At an event on 21 July at the House of Commons, the Foundation for Water Research (FWR) was officially handed over to the IES. The FWR will now be incorporated into the broader IES family, expanding the IES's work around the supply, conservation and stewardship of water.
The event was kicked off by Eric Valentine, FWR Chair, who gave a brief history of the organisation. The FWR was formed in 1989 and was financed through investments funded through the sale of redundant water research assets. Its original remit was to liaise with the water industry, construct industry research and manage tendered research projects. Over time, the Foundation evolved into an online-based research information organisation specialising in providing reviews of current knowledge (ROCKs) – aimed at the educated layman, although of great utility to both professionals and students. The range of the Foundation’s activities has been very wide, from domestic water supply to coastal sediment transport. To date FWR have published 32 ROCKs and 12 FWR Guides, attracting over 40,000 page views each year.
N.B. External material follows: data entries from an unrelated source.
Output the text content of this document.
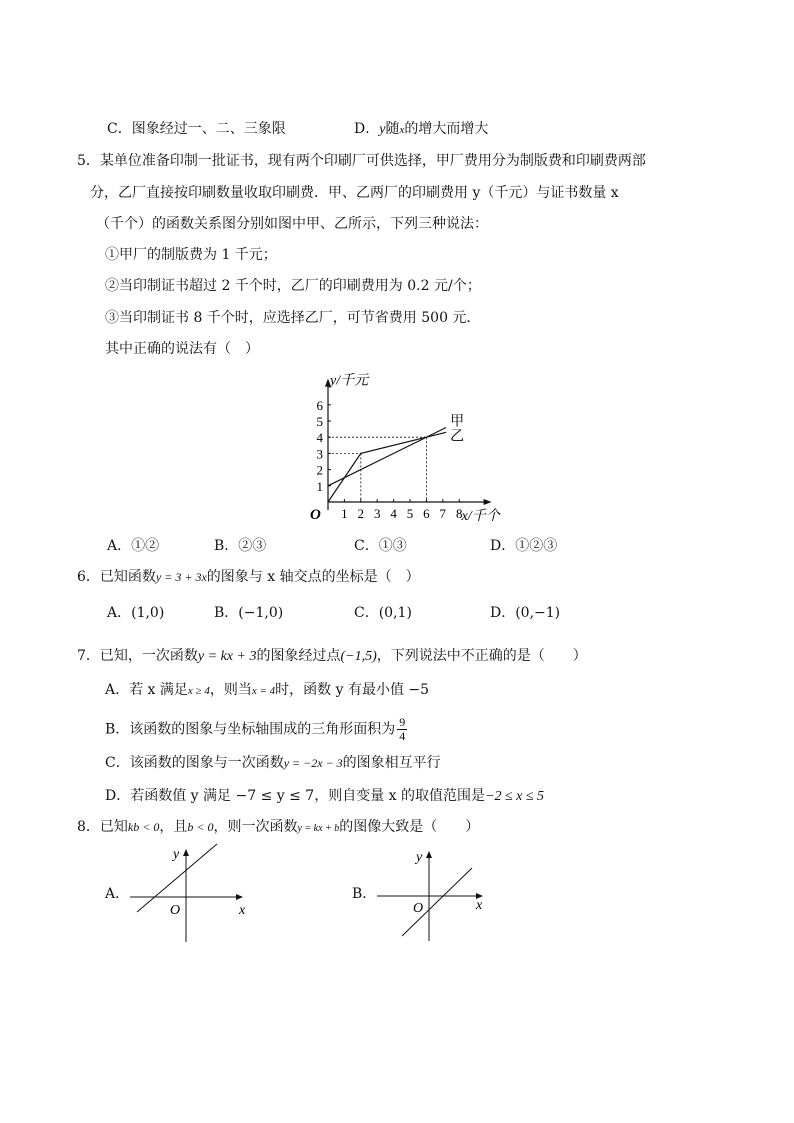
C．图象经过一、二、三象限	D．y随x的增大而增大
5．某单位准备印制一批证书，现有两个印刷厂可供选择，甲厂费用分为制版费和印刷费两部
分，乙厂直接按印刷数量收取印刷费．甲、乙两厂的印刷费用 y（千元）与证书数量 x
（千个）的函数关系图分别如图中甲、乙所示，下列三种说法：
①甲厂的制版费为 1 千元；
②当印制证书超过 2 千个时，乙厂的印刷费用为 0.2 元/个；
③当印制证书 8 千个时，应选择乙厂，可节省费用 500 元．
其中正确的说法有（　）
1 2 3 4 5 6 7 8
1
2
3
4
5
6
O
y/千元
x/千个
甲
乙
A．①②	B．②③	C．①③	D．①②③
6．已知函数y = 3 + 3x的图象与 x 轴交点的坐标是（　）
A．(1,0)	B．(−1,0)	C．(0,1)	D．(0,−1)
7．已知，一次函数y = kx + 3的图象经过点(−1,5)，下列说法中不正确的是（　　）
A．若 x 满足x ≥ 4，则当x = 4时，函数 y 有最小值 −5
B．该函数的图象与坐标轴围成的三角形面积为 $\frac{9}{4}$
C．该函数的图象与一次函数y = −2x − 3的图象相互平行
D．若函数值 y 满足 −7 ≤ y ≤ 7，则自变量 x 的取值范围是−2 ≤ x ≤ 5
8．已知kb < 0，且b < 0，则一次函数y = kx + b的图像大致是（　　）
A．
y
x
O
B．
y
x
O
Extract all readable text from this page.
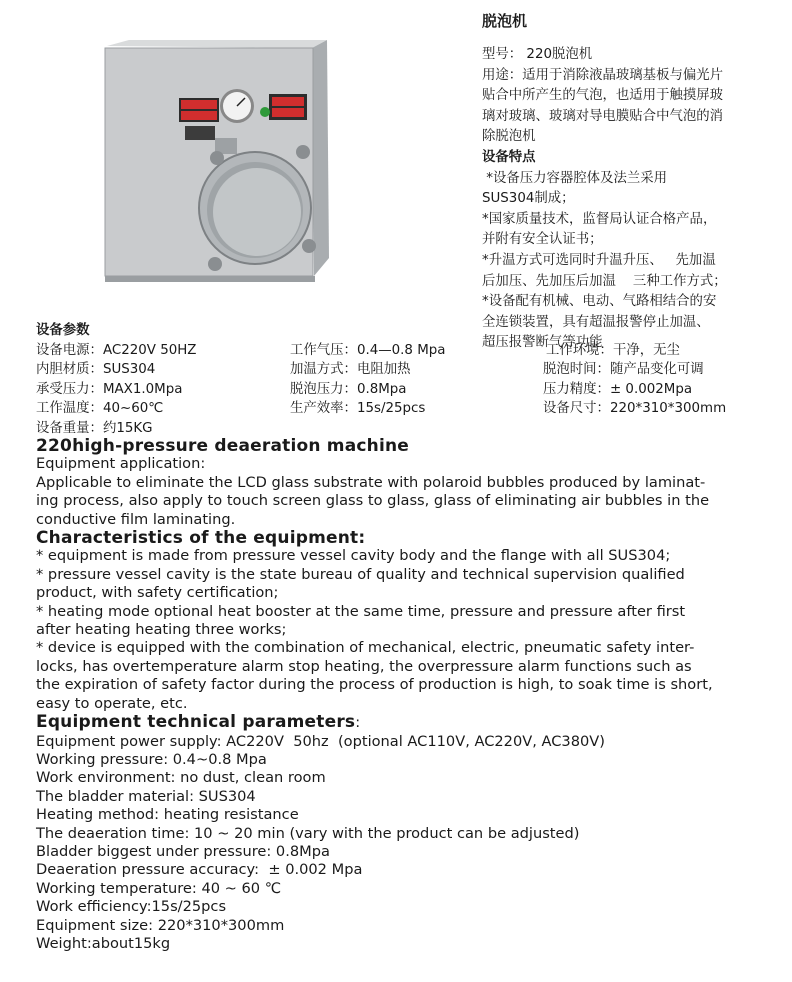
脱泡机
型号： 220脱泡机
用途：适用于消除液晶玻璃基板与偏光片
贴合中所产生的气泡，也适用于触摸屏玻
璃对玻璃、玻璃对导电膜贴合中气泡的消
除脱泡机
设备特点
*设备压力容器腔体及法兰采用
SUS304制成；
*国家质量技术，监督局认证合格产品，
并附有安全认证书；
*升温方式可选同时升温升压、   先加温
后加压、先加压后加温    三种工作方式；
*设备配有机械、电动、气路相结合的安
全连锁装置，具有超温报警停止加温、
超压报警断气等功能
设备参数
设备电源：AC220V 50HZ	工作气压：0.4—0.8 Mpa	工作环境：干净，无尘
内胆材质：SUS304	加温方式：电阻加热	脱泡时间：随产品变化可调
承受压力：MAX1.0Mpa	脱泡压力：0.8Mpa	压力精度：± 0.002Mpa
工作温度：40~60℃	生产效率：15s/25pcs	设备尺寸：220*310*300mm
设备重量：约15KG

220high-pressure deaeration machine

Equipment application:

Applicable to eliminate the LCD glass substrate with polaroid bubbles produced by laminat-

ing process, also apply to touch screen glass to glass, glass of eliminating air bubbles in the

conductive film laminating.

Characteristics of the equipment:

* equipment is made from pressure vessel cavity body and the flange with all SUS304;

* pressure vessel cavity is the state bureau of quality and technical supervision qualified

product, with safety certification;

* heating mode optional heat booster at the same time, pressure and pressure after first

after heating heating three works;

* device is equipped with the combination of mechanical, electric, pneumatic safety inter-

locks, has overtemperature alarm stop heating, the overpressure alarm functions such as

the expiration of safety factor during the process of production is high, to soak time is short,

easy to operate, etc.

Equipment technical parameters:

Equipment power supply: AC220V  50hz  (optional AC110V, AC220V, AC380V)

Working pressure: 0.4~0.8 Mpa

Work environment: no dust, clean room

The bladder material: SUS304

Heating method: heating resistance

The deaeration time: 10 ~ 20 min (vary with the product can be adjusted)

Bladder biggest under pressure: 0.8Mpa

Deaeration pressure accuracy:  ± 0.002 Mpa

Working temperature: 40 ~ 60 ℃

Work efficiency:15s/25pcs

Equipment size: 220*310*300mm

Weight:about15kg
The retirement of their CEO, Caryll Stephen, and their Chair, David Woods, coincided with the pandemic, curtailing their ability to attend and run public events and conferences. The rate of rundown of capital investments to support their activities, and the age profile of their team, meant the FWR trustees needed to find a future for the mission with another organisation, and so they embarked on an extensive search and assessment process. The organisation that stood out in this process was the IES. Eric noted that:
"The Foundation for Water Research is delighted to pass on its legacy to the Institution of Environmental Sciences which is ideally placed to deliver our legacy into the future. IES is a dynamic, interdisciplinary organisation which will take the FWR mission forward while it expands its engagement in the water sector."
Julie Hill, IES Chair, followed Eric and gave some background information on the IES and why they were the ideal organisation to take forward the FWR mission. She promised that the IES would take forward the FWR vision and mission with "great energy and commitment" to create "a lasting legacy for the FWR and a new chapter in the development of the IES." She noted the close alignment of the organisations' missions and the desire to engage with, educate and empower the public. Housing the FWR within the IES will allow for an integrated approach to water issues, both in the research undertaken and the audiences targeted for dissemination.
The handover was followed by the launch of the Freshwater Biology and Ecology Handbook.
Phillip Dunne MP, the sponsor of the event, concluded the speeches by playing tribute to the work of the FWR, and outlining the government's interactions with the water industry and his hopes for the future.